A poll of 1,000 adult patients from England and Wales found that 54 per cent agree that taxes have to increase to ensure long-term healthcare needs are met.

Around one in six (16 per cent) are not confident that the NHS would be able to meet their needs in the future.

One in 10 patients believe they will have to pay for their healthcare in the future, according to the survey, conducted on behalf of accountancy firm KPMG.

Andrew Hine, UK head of health at the firm, said: “Few, if any, societies have truly faced up to the magnitude of the crisis of long-term care. All too often the debate over finance seems to overshadow the scale and gravity of the wider challenge which is, and always should be, delivery of quality care for patients.
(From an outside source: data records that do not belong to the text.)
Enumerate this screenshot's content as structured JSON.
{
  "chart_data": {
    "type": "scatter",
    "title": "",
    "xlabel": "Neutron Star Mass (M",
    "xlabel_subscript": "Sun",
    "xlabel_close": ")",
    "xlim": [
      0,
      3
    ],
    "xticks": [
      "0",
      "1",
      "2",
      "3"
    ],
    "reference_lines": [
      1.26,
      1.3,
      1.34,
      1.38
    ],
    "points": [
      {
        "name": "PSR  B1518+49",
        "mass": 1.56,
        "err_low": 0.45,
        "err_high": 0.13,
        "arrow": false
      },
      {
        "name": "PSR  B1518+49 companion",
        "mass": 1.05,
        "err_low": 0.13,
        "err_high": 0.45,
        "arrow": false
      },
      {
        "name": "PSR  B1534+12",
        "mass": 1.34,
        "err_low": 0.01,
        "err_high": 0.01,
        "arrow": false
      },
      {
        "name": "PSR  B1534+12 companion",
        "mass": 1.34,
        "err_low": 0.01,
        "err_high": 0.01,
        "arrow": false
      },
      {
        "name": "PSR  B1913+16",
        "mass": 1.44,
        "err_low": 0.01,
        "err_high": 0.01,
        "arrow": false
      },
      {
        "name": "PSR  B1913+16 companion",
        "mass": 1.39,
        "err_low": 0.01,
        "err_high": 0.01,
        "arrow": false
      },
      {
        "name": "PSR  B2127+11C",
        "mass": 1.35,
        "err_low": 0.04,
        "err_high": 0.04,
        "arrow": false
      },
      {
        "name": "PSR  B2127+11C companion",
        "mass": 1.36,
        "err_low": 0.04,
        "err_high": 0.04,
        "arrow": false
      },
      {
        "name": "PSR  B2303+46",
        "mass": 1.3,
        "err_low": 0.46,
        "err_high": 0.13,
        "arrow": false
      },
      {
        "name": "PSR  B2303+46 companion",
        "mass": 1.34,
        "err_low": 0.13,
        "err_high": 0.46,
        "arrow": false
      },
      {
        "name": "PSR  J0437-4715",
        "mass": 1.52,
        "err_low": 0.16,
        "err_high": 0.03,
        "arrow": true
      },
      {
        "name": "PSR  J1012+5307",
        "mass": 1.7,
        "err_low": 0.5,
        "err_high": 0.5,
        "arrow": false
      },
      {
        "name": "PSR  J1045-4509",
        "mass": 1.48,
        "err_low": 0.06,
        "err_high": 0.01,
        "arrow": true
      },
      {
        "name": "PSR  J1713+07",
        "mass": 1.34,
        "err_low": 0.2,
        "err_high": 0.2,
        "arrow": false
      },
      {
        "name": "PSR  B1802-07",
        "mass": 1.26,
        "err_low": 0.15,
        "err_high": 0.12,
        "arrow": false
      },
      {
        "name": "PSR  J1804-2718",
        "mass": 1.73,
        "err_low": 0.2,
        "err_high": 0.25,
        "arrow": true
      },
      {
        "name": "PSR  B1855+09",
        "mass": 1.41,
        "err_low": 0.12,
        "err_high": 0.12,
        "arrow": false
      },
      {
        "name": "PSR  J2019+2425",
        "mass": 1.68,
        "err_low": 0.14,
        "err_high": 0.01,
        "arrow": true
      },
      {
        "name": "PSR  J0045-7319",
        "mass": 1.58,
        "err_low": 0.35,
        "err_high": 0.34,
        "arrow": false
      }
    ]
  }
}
“The onus is on a wide group of leaders to come up with an affordable way to pay for the care today’s society will need, tomorrow. It’s encouraging to see a heavy dose of realism, with many patients accepting that the government can’t be expected to cover all costs unless taxes rise substantially or major savings are made elsewhere.”

Last month health NHS England chief executive Sir David Nicholson said the NHS would not survive unless there were radical changes in the provision of healthcare such as hospital closures and centralisation of services.
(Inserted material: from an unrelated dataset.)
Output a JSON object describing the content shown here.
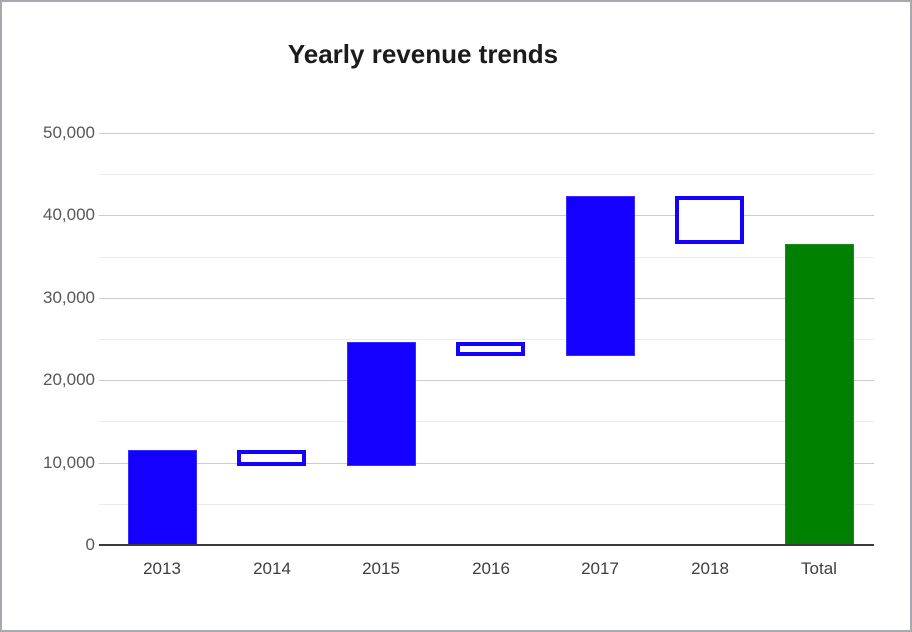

An ageing population, increasing numbers of people suffering from long-term conditions and a stagnant budget are compounding factors putting pressure of the system, NHS England said.

If the health service in England continues to provide care the way it currently does, there will be a funding gap of £30bn between 2013 and 2021, even if the health budget is ringfenced, officials said.

So to maintain a health service that is “free at the point of use”, a new approach to providing services is “urgently needed”, they said.